Mesmo sem procissões, corda do Círio chega a Belém nesta quinta (10)

quarta-feira, 09/09/2020, 13:37 - Atualizado em 22/09/2020, 11:29 - Autor: Com informações da assessoria


A chegada está prevista para às 9h, na Estação dos Carros, localizada no estacionamento do Centro Social de Nazaré (Arraial de Nazaré).
A chegada está prevista para às 9h, na Estação dos Carros, localizada no estacionamento do Centro Social de Nazaré (Arraial de Nazaré). | Fabrício Coleny/Divulgação


Após alguns dias na estrada, a Corda do Círio, um dos principais ícones da festividade, que normalmente seria usada nas duas maiores e mais tradicionais procissões, o Círio e a Trasladação, chegará à capital paraense nesta quinta-feira (10). A chegada está prevista para às 9h, na Estação dos Carros, localizada no estacionamento do Centro Social de Nazaré (Arraial de Nazaré). 

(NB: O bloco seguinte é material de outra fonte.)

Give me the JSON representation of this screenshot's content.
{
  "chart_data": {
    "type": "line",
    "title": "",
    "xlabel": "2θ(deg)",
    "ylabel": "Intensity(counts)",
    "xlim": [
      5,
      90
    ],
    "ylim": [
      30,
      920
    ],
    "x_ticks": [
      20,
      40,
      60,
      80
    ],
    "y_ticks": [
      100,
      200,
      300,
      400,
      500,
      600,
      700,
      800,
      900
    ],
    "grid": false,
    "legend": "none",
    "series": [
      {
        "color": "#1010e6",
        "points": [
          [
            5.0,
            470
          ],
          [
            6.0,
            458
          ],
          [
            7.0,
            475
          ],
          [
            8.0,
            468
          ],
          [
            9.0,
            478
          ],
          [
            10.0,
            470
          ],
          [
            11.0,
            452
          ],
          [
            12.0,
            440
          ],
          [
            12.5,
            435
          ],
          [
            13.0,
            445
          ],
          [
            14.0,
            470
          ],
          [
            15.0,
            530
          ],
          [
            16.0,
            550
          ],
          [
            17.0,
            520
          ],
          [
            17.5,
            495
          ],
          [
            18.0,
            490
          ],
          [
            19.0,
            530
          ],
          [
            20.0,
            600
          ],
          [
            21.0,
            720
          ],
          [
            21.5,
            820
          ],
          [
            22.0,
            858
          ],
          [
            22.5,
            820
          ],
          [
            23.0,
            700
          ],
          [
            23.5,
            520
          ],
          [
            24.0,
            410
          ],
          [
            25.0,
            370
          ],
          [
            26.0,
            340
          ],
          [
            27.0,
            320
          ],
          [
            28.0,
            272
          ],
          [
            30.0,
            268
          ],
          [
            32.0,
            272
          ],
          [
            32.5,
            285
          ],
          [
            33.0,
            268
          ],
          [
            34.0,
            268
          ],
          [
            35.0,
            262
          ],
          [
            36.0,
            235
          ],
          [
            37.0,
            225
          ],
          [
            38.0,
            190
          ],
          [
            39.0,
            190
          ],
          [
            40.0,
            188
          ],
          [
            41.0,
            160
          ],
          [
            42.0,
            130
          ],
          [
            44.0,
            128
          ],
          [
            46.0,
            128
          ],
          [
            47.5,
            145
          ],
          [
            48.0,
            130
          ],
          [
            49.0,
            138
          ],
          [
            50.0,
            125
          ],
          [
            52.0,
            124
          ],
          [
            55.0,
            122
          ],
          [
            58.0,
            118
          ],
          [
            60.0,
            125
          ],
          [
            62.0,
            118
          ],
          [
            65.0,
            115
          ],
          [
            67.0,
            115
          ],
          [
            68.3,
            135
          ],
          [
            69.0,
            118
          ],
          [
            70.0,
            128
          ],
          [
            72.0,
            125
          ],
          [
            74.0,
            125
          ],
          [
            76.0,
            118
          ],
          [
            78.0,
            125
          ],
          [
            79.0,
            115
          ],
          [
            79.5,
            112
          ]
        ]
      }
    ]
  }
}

Por conta das mudanças ocorridas no Círio deste ano, com a ausência das procissões e da Imagem Peregrina nas ruas, a corda será apenas exposta para que os fiéis que normalmente fazem seus pagamentos de promessas com ela, possam dar prosseguimento a esta tradição, mesmo que de forma diferenciada. 

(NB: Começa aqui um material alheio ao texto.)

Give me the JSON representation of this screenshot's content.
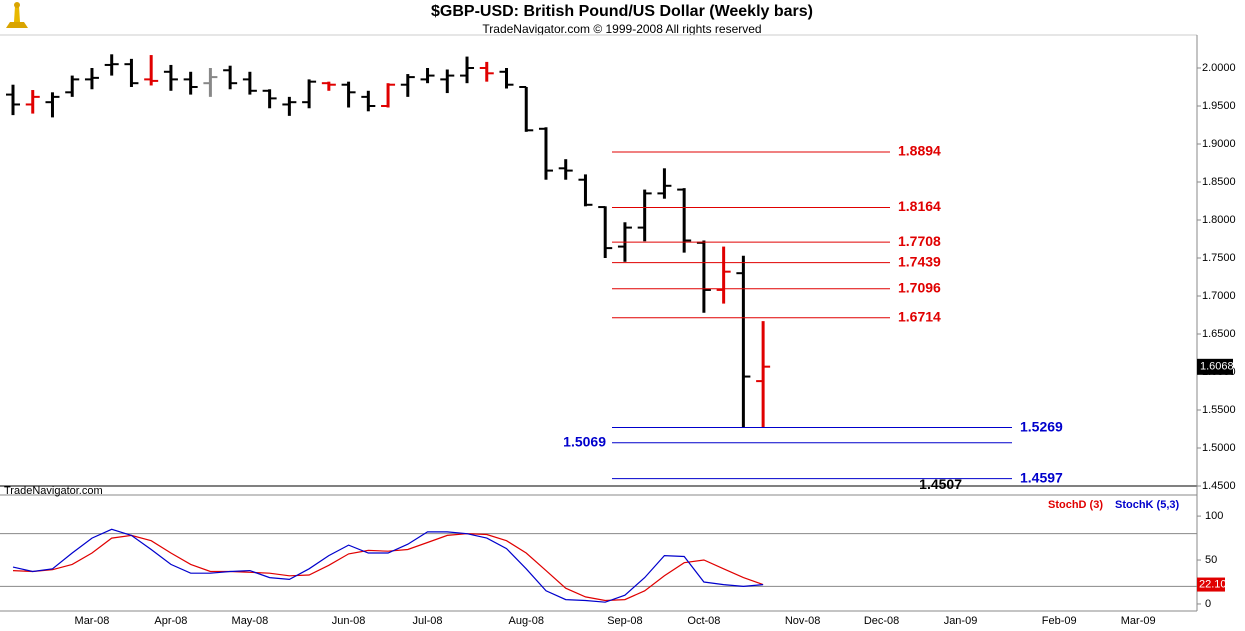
{
  "chart_data": [
    {
      "type": "ohlc",
      "title": "$GBP-USD:  British Pound/US Dollar  (Weekly bars)",
      "subtitle": "TradeNavigator.com © 1999-2008 All rights reserved",
      "watermark": "TradeNavigator.com",
      "open": [
        1.965,
        1.952,
        1.955,
        1.968,
        1.985,
        2.004,
        2.005,
        1.985,
        1.995,
        1.985,
        1.98,
        1.997,
        1.985,
        1.97,
        1.952,
        1.955,
        1.98,
        1.978,
        1.962,
        1.95,
        1.978,
        1.985,
        1.985,
        1.99,
        2.0,
        1.995,
        1.975,
        1.92,
        1.868,
        1.853,
        1.817,
        1.765,
        1.79,
        1.835,
        1.84,
        1.77,
        1.708,
        1.73,
        1.588,
        null,
        null,
        null,
        null,
        null,
        null,
        null,
        null,
        null,
        null,
        null,
        null,
        null,
        null,
        null,
        null,
        null,
        null,
        null,
        null,
        null
      ],
      "high": [
        1.978,
        1.971,
        1.968,
        1.99,
        2.0,
        2.018,
        2.012,
        2.017,
        2.004,
        1.995,
        2.0,
        2.003,
        1.995,
        1.972,
        1.962,
        1.985,
        1.982,
        1.982,
        1.97,
        1.98,
        1.992,
        2.0,
        1.998,
        2.015,
        2.008,
        2.0,
        1.975,
        1.922,
        1.88,
        1.86,
        1.818,
        1.797,
        1.84,
        1.868,
        1.842,
        1.773,
        1.765,
        1.753,
        1.667,
        null,
        null,
        null,
        null,
        null,
        null,
        null,
        null,
        null,
        null,
        null,
        null,
        null,
        null,
        null,
        null,
        null,
        null,
        null,
        null,
        null
      ],
      "low": [
        1.938,
        1.94,
        1.935,
        1.962,
        1.972,
        1.99,
        1.975,
        1.977,
        1.97,
        1.965,
        1.962,
        1.972,
        1.965,
        1.947,
        1.937,
        1.947,
        1.97,
        1.948,
        1.943,
        1.948,
        1.962,
        1.98,
        1.967,
        1.98,
        1.982,
        1.973,
        1.916,
        1.853,
        1.853,
        1.818,
        1.75,
        1.745,
        1.772,
        1.828,
        1.757,
        1.678,
        1.69,
        1.527,
        1.527,
        null,
        null,
        null,
        null,
        null,
        null,
        null,
        null,
        null,
        null,
        null,
        null,
        null,
        null,
        null,
        null,
        null,
        null,
        null,
        null,
        null
      ],
      "close": [
        1.952,
        1.962,
        1.962,
        1.985,
        1.987,
        2.005,
        1.98,
        1.983,
        1.985,
        1.975,
        1.988,
        1.98,
        1.97,
        1.96,
        1.955,
        1.982,
        1.978,
        1.968,
        1.95,
        1.978,
        1.988,
        1.99,
        1.99,
        2.0,
        1.993,
        1.978,
        1.918,
        1.865,
        1.865,
        1.82,
        1.763,
        1.79,
        1.835,
        1.845,
        1.773,
        1.708,
        1.732,
        1.594,
        1.607,
        null,
        null,
        null,
        null,
        null,
        null,
        null,
        null,
        null,
        null,
        null,
        null,
        null,
        null,
        null,
        null,
        null,
        null,
        null,
        null,
        null
      ],
      "colors": [
        "#000",
        "#e00000",
        "#000",
        "#000",
        "#000",
        "#000",
        "#000",
        "#e00000",
        "#000",
        "#000",
        "#888",
        "#000",
        "#000",
        "#000",
        "#000",
        "#000",
        "#e00000",
        "#000",
        "#000",
        "#e00000",
        "#000",
        "#000",
        "#000",
        "#000",
        "#e00000",
        "#000",
        "#000",
        "#000",
        "#000",
        "#000",
        "#000",
        "#000",
        "#000",
        "#000",
        "#000",
        "#000",
        "#e00000",
        "#000",
        "#e00000",
        null,
        null,
        null,
        null,
        null,
        null,
        null,
        null,
        null,
        null,
        null,
        null,
        null,
        null,
        null,
        null,
        null,
        null,
        null,
        null,
        null
      ],
      "ylim": [
        1.45,
        2.0434
      ],
      "yticks": [
        {
          "value": 1.45,
          "label": "1.4500"
        },
        {
          "value": 1.5,
          "label": "1.5000"
        },
        {
          "value": 1.55,
          "label": "1.5500"
        },
        {
          "value": 1.6,
          "label": "1.6000"
        },
        {
          "value": 1.65,
          "label": "1.6500"
        },
        {
          "value": 1.7,
          "label": "1.7000"
        },
        {
          "value": 1.75,
          "label": "1.7500"
        },
        {
          "value": 1.8,
          "label": "1.8000"
        },
        {
          "value": 1.85,
          "label": "1.8500"
        },
        {
          "value": 1.9,
          "label": "1.9000"
        },
        {
          "value": 1.95,
          "label": "1.9500"
        },
        {
          "value": 2.0,
          "label": "2.0000"
        }
      ],
      "fib_levels": {
        "color": "#e00000",
        "values": [
          1.8894,
          1.8164,
          1.7708,
          1.7439,
          1.7096,
          1.6714
        ]
      },
      "support_levels": {
        "color": "#0000cc",
        "values": [
          1.5269,
          1.5069,
          1.4597
        ],
        "label_sides": [
          "right",
          "left",
          "right"
        ]
      },
      "annotation": {
        "value": 1.4507,
        "color": "#000"
      },
      "last_price": 1.6068
    },
    {
      "type": "line",
      "categories": [
        null,
        null,
        null,
        null,
        "Mar-08",
        null,
        null,
        null,
        "Apr-08",
        null,
        null,
        null,
        "May-08",
        null,
        null,
        null,
        null,
        "Jun-08",
        null,
        null,
        null,
        "Jul-08",
        null,
        null,
        null,
        null,
        "Aug-08",
        null,
        null,
        null,
        null,
        "Sep-08",
        null,
        null,
        null,
        "Oct-08",
        null,
        null,
        null,
        null,
        "Nov-08",
        null,
        null,
        null,
        "Dec-08",
        null,
        null,
        null,
        "Jan-09",
        null,
        null,
        null,
        null,
        "Feb-09",
        null,
        null,
        null,
        "Mar-09",
        null,
        null
      ],
      "series": [
        {
          "name": "StochD (3)",
          "color": "#e00000",
          "values": [
            38,
            37,
            39,
            45,
            58,
            75,
            78,
            72,
            58,
            45,
            37,
            37,
            36,
            35,
            32,
            33,
            44,
            57,
            61,
            60,
            62,
            70,
            78,
            80,
            79,
            72,
            58,
            38,
            18,
            8,
            4,
            5,
            15,
            32,
            47,
            50,
            40,
            30,
            22,
            null,
            null,
            null,
            null,
            null,
            null,
            null,
            null,
            null,
            null,
            null,
            null,
            null,
            null,
            null,
            null,
            null,
            null,
            null,
            null,
            null
          ]
        },
        {
          "name": "StochK (5,3)",
          "color": "#0000cc",
          "values": [
            42,
            37,
            40,
            58,
            75,
            85,
            78,
            62,
            45,
            35,
            35,
            37,
            38,
            30,
            28,
            40,
            55,
            67,
            58,
            58,
            68,
            82,
            82,
            80,
            75,
            63,
            40,
            15,
            5,
            4,
            2,
            10,
            30,
            55,
            54,
            25,
            22,
            20,
            22,
            null,
            null,
            null,
            null,
            null,
            null,
            null,
            null,
            null,
            null,
            null,
            null,
            null,
            null,
            null,
            null,
            null,
            null,
            null,
            null,
            null
          ]
        }
      ],
      "ylim": [
        -8,
        124
      ],
      "yticks": [
        0,
        50,
        100
      ],
      "reference_lines": [
        80,
        20
      ],
      "last_value": {
        "value": 22.1,
        "label": "22.10"
      }
    }
  ]
}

Uma parte dela ficará em exposição na Estação das Docas, a partir do dia 23 de setembro, e outra seguirá uma programação definida pelo Arcebispo de Belém, Dom Alberto Taveira Corrêa, entre as 95 paróquias de Belém. No sábado, dia 12, a partir das 15h, a corda será vistoriada pela Diretoria da Festa de Nazaré no colégio Santa Catarina.

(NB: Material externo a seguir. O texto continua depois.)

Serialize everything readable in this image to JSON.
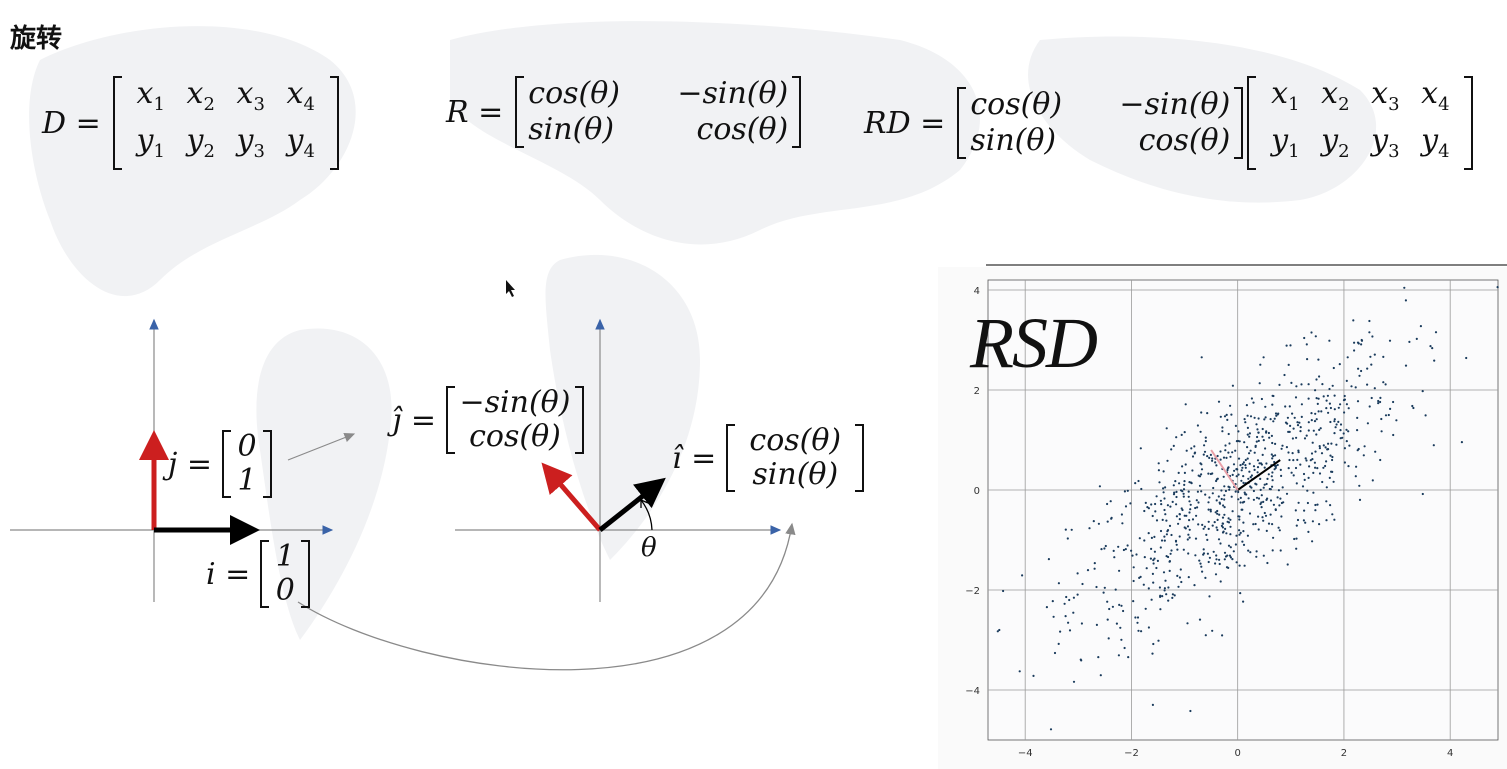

A corda foi produzida em Santa Catarina, como nos anos anteriores. A empresa responsável é a Itacorda e a Expresso Vida Transporte foi a responsável pela  chegada em Belém. Um dos símbolos que representam a fé dos devotos de Nossa Senhora de Nazaré é de sisal, tem 800 metros de comprimento com 50 milímetros de diâmetro. Ela chega em Belém dividida em duas partes de 400 metros e permanece adaptada às estações de metal que auxiliam no traslado das berlindas durante as romarias.

Histórico

A corda passou a fazer parte do Círio em 1885, quando uma enchente da Baía do Guajará alagou a orla desde próximo ao Ver-o-Peso até as Mercês, no momento da procissão, fazendo com que a berlinda ficasse atolada e os cavalos não conseguissem puxá-la. Os animais então foram desatrelados e um comerciante local emprestou uma corda para que os fiéis puxassem a berlinda. Desde então, foi incorporada às festividades e passou a ser o elo entre Nossa Senhora de Nazaré e os fiéis.